Dans un mode de réalisation concernant un moteur diesel à rampe commune auquel on a appliqué un turbocompresseur à capacité variable. Un adaptateur automatique acquiert, pour chaque état de fonctionnement du moteur, une valeur adaptée qui correspond au degré d'ouverture d'un volet mobile de gicleur, et qui maximise l'efficacité de compression d'admission. Un relevé des paramètres d'efficacité de remplissage est conservé dans une mémoire ROM. Enfin, le degré d'ouverture du volet mobile de gicleur est commandé en fonction du relevé de paramètres d'efficacité de remplissage.

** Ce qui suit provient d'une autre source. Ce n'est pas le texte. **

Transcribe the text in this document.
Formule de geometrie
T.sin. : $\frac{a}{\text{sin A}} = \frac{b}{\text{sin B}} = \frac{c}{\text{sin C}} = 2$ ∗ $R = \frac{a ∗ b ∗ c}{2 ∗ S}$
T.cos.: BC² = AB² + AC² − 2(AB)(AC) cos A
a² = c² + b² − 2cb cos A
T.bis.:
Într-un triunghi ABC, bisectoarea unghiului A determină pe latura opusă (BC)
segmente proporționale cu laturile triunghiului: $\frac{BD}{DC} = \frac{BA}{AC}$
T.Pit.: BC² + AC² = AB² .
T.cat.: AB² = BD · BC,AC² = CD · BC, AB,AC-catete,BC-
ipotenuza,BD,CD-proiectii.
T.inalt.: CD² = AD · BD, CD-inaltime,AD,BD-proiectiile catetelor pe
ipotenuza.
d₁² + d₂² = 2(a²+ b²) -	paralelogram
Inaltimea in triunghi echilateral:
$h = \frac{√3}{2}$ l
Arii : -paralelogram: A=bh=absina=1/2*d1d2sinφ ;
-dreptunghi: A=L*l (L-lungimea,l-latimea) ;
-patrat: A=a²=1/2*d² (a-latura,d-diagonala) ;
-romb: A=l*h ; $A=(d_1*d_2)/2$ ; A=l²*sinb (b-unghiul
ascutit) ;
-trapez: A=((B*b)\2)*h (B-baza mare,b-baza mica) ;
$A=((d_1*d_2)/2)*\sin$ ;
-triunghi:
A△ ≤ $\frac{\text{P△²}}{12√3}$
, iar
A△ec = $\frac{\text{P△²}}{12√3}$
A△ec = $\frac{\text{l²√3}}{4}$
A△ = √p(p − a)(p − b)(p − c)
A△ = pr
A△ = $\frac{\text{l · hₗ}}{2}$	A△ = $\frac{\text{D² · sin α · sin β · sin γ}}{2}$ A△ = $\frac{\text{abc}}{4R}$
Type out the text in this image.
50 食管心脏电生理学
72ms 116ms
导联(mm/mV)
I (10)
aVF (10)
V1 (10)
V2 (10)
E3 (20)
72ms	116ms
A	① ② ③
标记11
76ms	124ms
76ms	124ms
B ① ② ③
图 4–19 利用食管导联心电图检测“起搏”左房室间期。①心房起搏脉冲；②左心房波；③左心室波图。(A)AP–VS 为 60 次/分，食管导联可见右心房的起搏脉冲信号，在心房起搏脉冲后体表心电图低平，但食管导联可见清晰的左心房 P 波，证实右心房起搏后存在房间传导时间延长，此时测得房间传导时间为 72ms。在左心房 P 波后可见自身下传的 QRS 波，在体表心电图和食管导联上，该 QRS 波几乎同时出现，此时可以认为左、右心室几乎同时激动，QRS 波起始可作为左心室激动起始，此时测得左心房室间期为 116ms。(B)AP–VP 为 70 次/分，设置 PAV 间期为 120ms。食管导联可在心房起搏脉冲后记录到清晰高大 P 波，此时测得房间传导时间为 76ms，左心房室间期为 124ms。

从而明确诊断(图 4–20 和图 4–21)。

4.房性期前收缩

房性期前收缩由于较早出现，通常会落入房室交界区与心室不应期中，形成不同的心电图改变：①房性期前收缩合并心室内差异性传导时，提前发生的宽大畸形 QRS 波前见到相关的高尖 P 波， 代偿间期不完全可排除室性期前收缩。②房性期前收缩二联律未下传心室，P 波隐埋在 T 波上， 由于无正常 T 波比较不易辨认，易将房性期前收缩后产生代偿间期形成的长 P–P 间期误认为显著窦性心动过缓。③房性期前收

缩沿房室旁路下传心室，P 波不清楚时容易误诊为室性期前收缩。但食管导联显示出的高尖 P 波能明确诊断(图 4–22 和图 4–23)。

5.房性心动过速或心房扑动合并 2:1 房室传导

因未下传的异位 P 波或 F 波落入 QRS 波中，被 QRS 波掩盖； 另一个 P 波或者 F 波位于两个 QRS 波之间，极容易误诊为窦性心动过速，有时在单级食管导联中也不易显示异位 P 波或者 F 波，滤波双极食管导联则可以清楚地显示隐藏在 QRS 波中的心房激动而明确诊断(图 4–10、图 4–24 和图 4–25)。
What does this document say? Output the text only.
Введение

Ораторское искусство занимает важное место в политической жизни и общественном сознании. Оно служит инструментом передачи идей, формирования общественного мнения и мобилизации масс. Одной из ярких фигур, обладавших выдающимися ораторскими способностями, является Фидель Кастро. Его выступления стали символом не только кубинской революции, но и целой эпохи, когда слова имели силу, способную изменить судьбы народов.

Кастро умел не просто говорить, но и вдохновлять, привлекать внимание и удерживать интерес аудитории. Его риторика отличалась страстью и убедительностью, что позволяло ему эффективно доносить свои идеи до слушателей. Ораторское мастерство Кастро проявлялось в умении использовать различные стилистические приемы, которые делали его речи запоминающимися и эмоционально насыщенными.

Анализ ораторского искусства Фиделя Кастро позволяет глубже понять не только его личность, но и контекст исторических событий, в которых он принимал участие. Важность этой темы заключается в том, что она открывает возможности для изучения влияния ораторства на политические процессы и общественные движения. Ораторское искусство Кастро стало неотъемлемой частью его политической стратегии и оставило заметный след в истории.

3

Pour chacun des états d'une pluralité d'états de fonctionnement du moteur, l'adaptateur automatique acquiert automatiquement, sous forme d'une valeur adaptée, le degré d'ouverture du volet du gicleur correspondant à l'instant où l'efficacité de compression d'admission devient approximativement maximale quand on amène le degré d'ouverture du volet du gicleur à un état correspondant, d'une part à une quantité d'injection de carburant, d'autre part à une courbe d'injection de carburant, et enfin à une pression d'injection de carburant corrigée.
PCT/JP2009/002058 2008-05-19 2009-05-12 Régulateur d'admission pour moteur à combustion interne, et adaptateur automatique pour moteur à combustion interne WO2009141972A1 (fr)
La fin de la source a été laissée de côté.